The speciation of ammonium at the hematite/water interface was probed by cryogenic X-ray photoelectron spectroscopy. Wet pastes of colloidal hematite spheroids equilibrated in aqueous solutions of 50 mM NH4Cl exhibit distinctive pH-sensitive N Is peaks for both NH4+ (401.7 eV) and NH3 (400.1 eV), yet total N/Fe ratios remain relatively invariant (0.029 +/- 0.006) throughout the pH 2.2-10.5 range.

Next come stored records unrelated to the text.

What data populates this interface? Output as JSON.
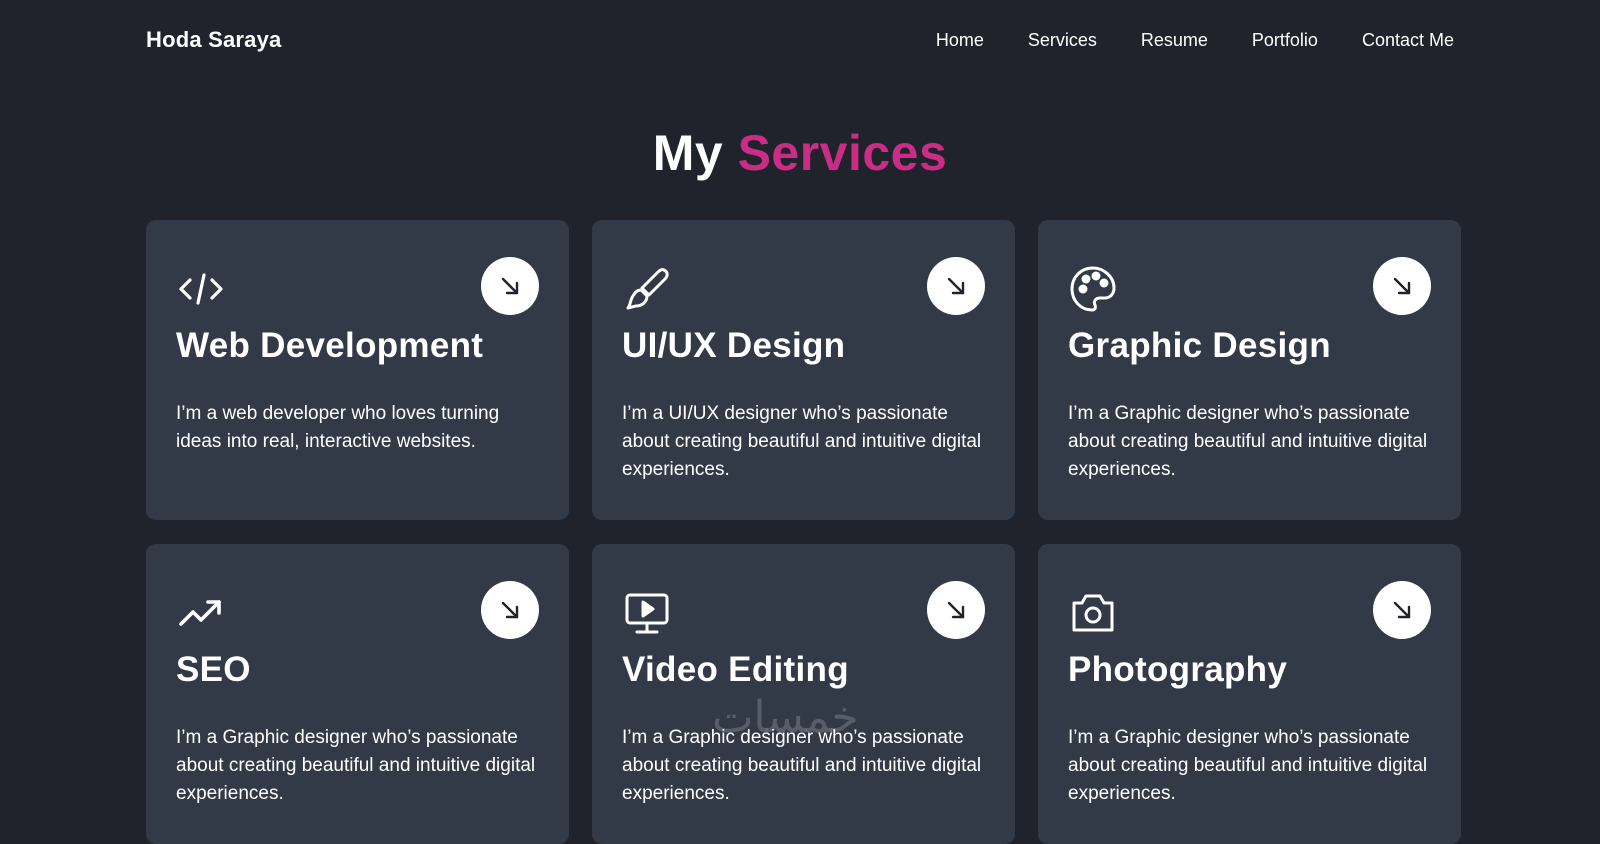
{
  "header": {
    "brand": "Hoda Saraya",
    "nav": [
      "Home",
      "Services",
      "Resume",
      "Portfolio",
      "Contact Me"
    ]
  },
  "section": {
    "title_prefix": "My",
    "title_accent": "Services",
    "accent_color": "#c92d85"
  },
  "cards": [
    {
      "icon": "code-icon",
      "title": "Web Development",
      "desc": "I’m a web developer who loves turning ideas into real, interactive websites."
    },
    {
      "icon": "brush-icon",
      "title": "UI/UX Design",
      "desc": "I’m a UI/UX designer who’s passionate about creating beautiful and intuitive digital experiences."
    },
    {
      "icon": "palette-icon",
      "title": "Graphic Design",
      "desc": "I’m a Graphic designer who’s passionate about creating beautiful and intuitive digital experiences."
    },
    {
      "icon": "trending-up-icon",
      "title": "SEO",
      "desc": "I’m a Graphic designer who’s passionate about creating beautiful and intuitive digital experiences."
    },
    {
      "icon": "video-icon",
      "title": "Video Editing",
      "desc": "I’m a Graphic designer who’s passionate about creating beautiful and intuitive digital experiences."
    },
    {
      "icon": "camera-icon",
      "title": "Photography",
      "desc": "I’m a Graphic designer who’s passionate about creating beautiful and intuitive digital experiences."
    }
  ],
  "watermark": "خمسات"
}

Both NH4+ and NH3 species coexist throughout most of the tested pH range. NH4+ is most likely stabilized at the interface by hydrogen bonding with surface (hydr)oxo groups. A cationic sorption edge for NH3 is driven by proton abstraction of NH4+ by (hydr)oxo groups, forming surface complexes of the type Fe-OH center dot center dot center dot NH3. These interactions shift the NH4+/NH3 equilibrium from pK(a) = 9.3 in water to 8.4 at the interface. Removal of excess water by vacuum dehydration induces, on the other hand, formation of NH2 directly bound to surface Fe atoms. These results underscore distinct ammonium species in contact with mineral surfaces and should be considered in understanding environmental and catalytic reactions in this medium.